A partir de então, outros marcos políticos deflagrados por esse processo de mobilização relatado acima revelam a profundidade dos avanços conquistados pelo Movimento Negro, entre eles, a III Conferência Mundial contra o Racismo, a Discriminação Racial, a Xenofobia e Formas Correlatas de Intolerência, promovida pelas Organizações da Nações Unidas em Durban, na África do Sul, em 2001. Tal evento foi fundamental na história do Movimento Negro nacional por circunscrever o reconhecimento do Estado Brasileiro da existência institucional do racismo. A criação, em 2000, da Associação de Pesquisadores Negros (ABPN) e a realização do Congresso Brasileiro de Pesquisadores Negros (Copene), reforçam o esforço deste ator político na fundação de novos pressupostos epistêmicos para a sociedade desde a universidade. O que se segue quando é sancionada a Lei 10.639 em 2003 que torna obrigatório o ensino de história e cultura afro-brasileira e africana, alterada pela Lei 11.645/08, com a inclusão da temática indígena.

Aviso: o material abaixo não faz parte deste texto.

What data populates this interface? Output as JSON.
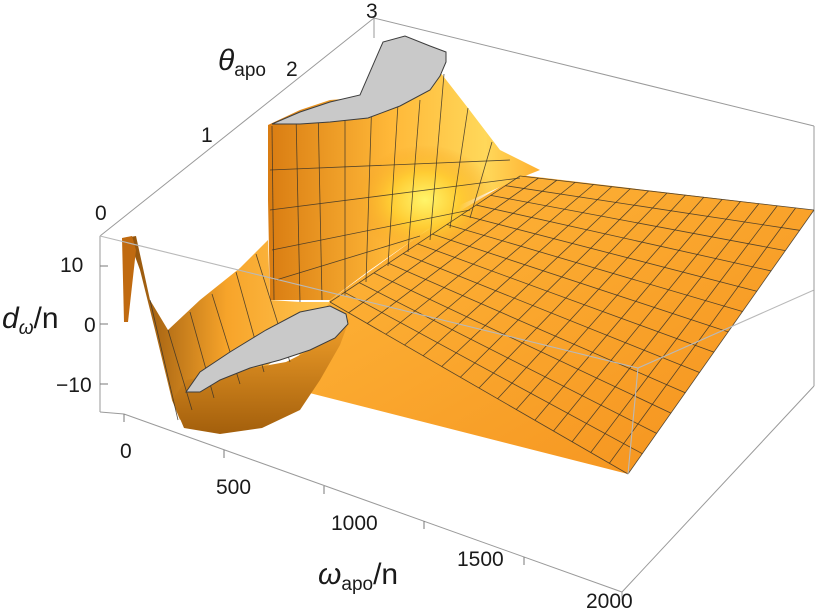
{
  "chart_data": {
    "type": "surface3d",
    "title": "",
    "x_axis": {
      "label_symbol": "ω",
      "label_subscript": "apo",
      "label_suffix": "/n",
      "range": [
        0,
        2000
      ],
      "ticks": [
        "0",
        "500",
        "1000",
        "1500",
        "2000"
      ]
    },
    "y_axis": {
      "label_symbol": "θ",
      "label_subscript": "apo",
      "label_suffix": "",
      "range": [
        0,
        3
      ],
      "ticks": [
        "0",
        "1",
        "2",
        "3"
      ]
    },
    "z_axis": {
      "label_symbol": "d",
      "label_subscript": "ω",
      "label_suffix": "/n",
      "range": [
        -15,
        15
      ],
      "ticks": [
        "10",
        "0",
        "−10"
      ]
    },
    "surface": {
      "description_values": [
        {
          "omega_apo": 0,
          "theta_apo": 0,
          "d": 12
        },
        {
          "omega_apo": 100,
          "theta_apo": 0.5,
          "d": -14
        },
        {
          "omega_apo": 250,
          "theta_apo": 1.0,
          "d": -16
        },
        {
          "omega_apo": 500,
          "theta_apo": 1.5,
          "d": -8
        },
        {
          "omega_apo": 500,
          "theta_apo": 2.5,
          "d": 15
        },
        {
          "omega_apo": 800,
          "theta_apo": 2.2,
          "d": 8
        },
        {
          "omega_apo": 1500,
          "theta_apo": 1.5,
          "d": 0
        },
        {
          "omega_apo": 2000,
          "theta_apo": 3.0,
          "d": 0
        }
      ],
      "clipped_above": 15,
      "clipped_below": -15
    },
    "colors": {
      "surface_light": "#fff27a",
      "surface_mid": "#ffb030",
      "surface_dark": "#f08f1a",
      "shadow": "#9a5c10",
      "mesh": "#3a3328",
      "clip_cap": "#c9c9c9",
      "box": "#9a9a9a"
    },
    "grid": false,
    "box": true
  }
}
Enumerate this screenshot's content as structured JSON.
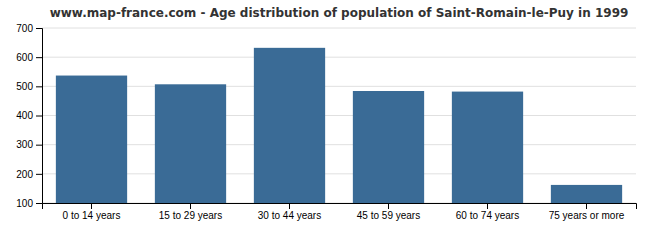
{
  "chart_data": {
    "type": "bar",
    "title": "www.map-france.com - Age distribution of population of Saint-Romain-le-Puy in 1999",
    "categories": [
      "0 to 14 years",
      "15 to 29 years",
      "30 to 44 years",
      "45 to 59 years",
      "60 to 74 years",
      "75 years or more"
    ],
    "values": [
      537,
      507,
      632,
      484,
      482,
      162
    ],
    "color": "#3a6b96",
    "ylim": [
      100,
      700
    ],
    "yticks": [
      100,
      200,
      300,
      400,
      500,
      600,
      700
    ],
    "grid": true
  }
}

Este sobrevoo pela atuação do Movimento Negro deixa nítido o compromisso deste ator político com o reconhecimento e posterior difusão das epistemes produzidas pela população negra em distintos campos do conhecimento, com o objetivo de recriar o projeto político proposto pelo Estado brasileiro, combatendo a marginalização hemernêutica e reclamando o lugar da existência dessas subjetividades que precisam ser ouvidas e consideradas caso o objetivo seja suplantar as desigualdades. É por conta deste valor fundamental para o grupo que as ações afirmativas figuram entre as principais estratégias de enfrentamento ao racismo epistêmico.

Quando pensamos em Ações Afirmativas comumente lembramos da Lei de Cotas, que é a lei 12.711, de 29 de agosto de 2012, a qual estabeleceu os protocolos para implementação das cotas sociais e raciais para ingresso nas universidades federais e nas instituições federais de ensino técnico de nível médio. Contudo, esta é apenas uma das modalidades das políticas compensatórias de fomento a equidade racial, que como parte dos instrumentos legais de discriminação positiva existentes, simbolizam, de modo mais vigoroso, uma ruptura com a supremacia branca e suas epistemologias – o que explica o fato de ser tão duramente atacada na arena pública por representantes dessa ideologia hegemônica.

Resultado de um amplo embate, a Lei de Cotas foi uma estratégia do Movimento Negro que, em sua formulação inicial, pretendia ir além da ampliação da presença de grupos racializados na universidade, como demonstram Bernadino-Costa e Borges (2021) ao resgatarem a experiência das Ações Afirmativas na pós-graduação da Universidade de Brasília (UnB). Para eles, essa lei possui um “potencial de um projeto decolonial contra-hegemônico na produção do conhecimento” (2021, p. 9).

Segundo os autores, o racismo epistêmico nos espaços acadêmicos é manifesto sob a forma de uma versão atualizada da perspectiva evolucionista da história característica do determinismo biológico, ou seja, estudantes racializados são responsabilizados por não dominarem a lógica branca dos códigos hegemônicos acadêmicos. Ao adotar uma visão eurocêntrica, heterocisnormativa e universal, estas instituições educacionais não reconhecem sua cosmovisão ocidental como um impeditivo para expansão de novos olhares, outras formas de se relacionar e produzir conhecimento. Neste contexto, estudantes negros, indígenas e quilombolas são considerados despreparados e, muitas vezes, incapazes em relação aos brancos. A suposta superação dessa condição exige que tais universitários sucumbam a um modelo branco de existência, de visão de mundo, e requer que esses sujeitos assumam os pressupostos e métodos da branquitude de elaboração de pesquisa.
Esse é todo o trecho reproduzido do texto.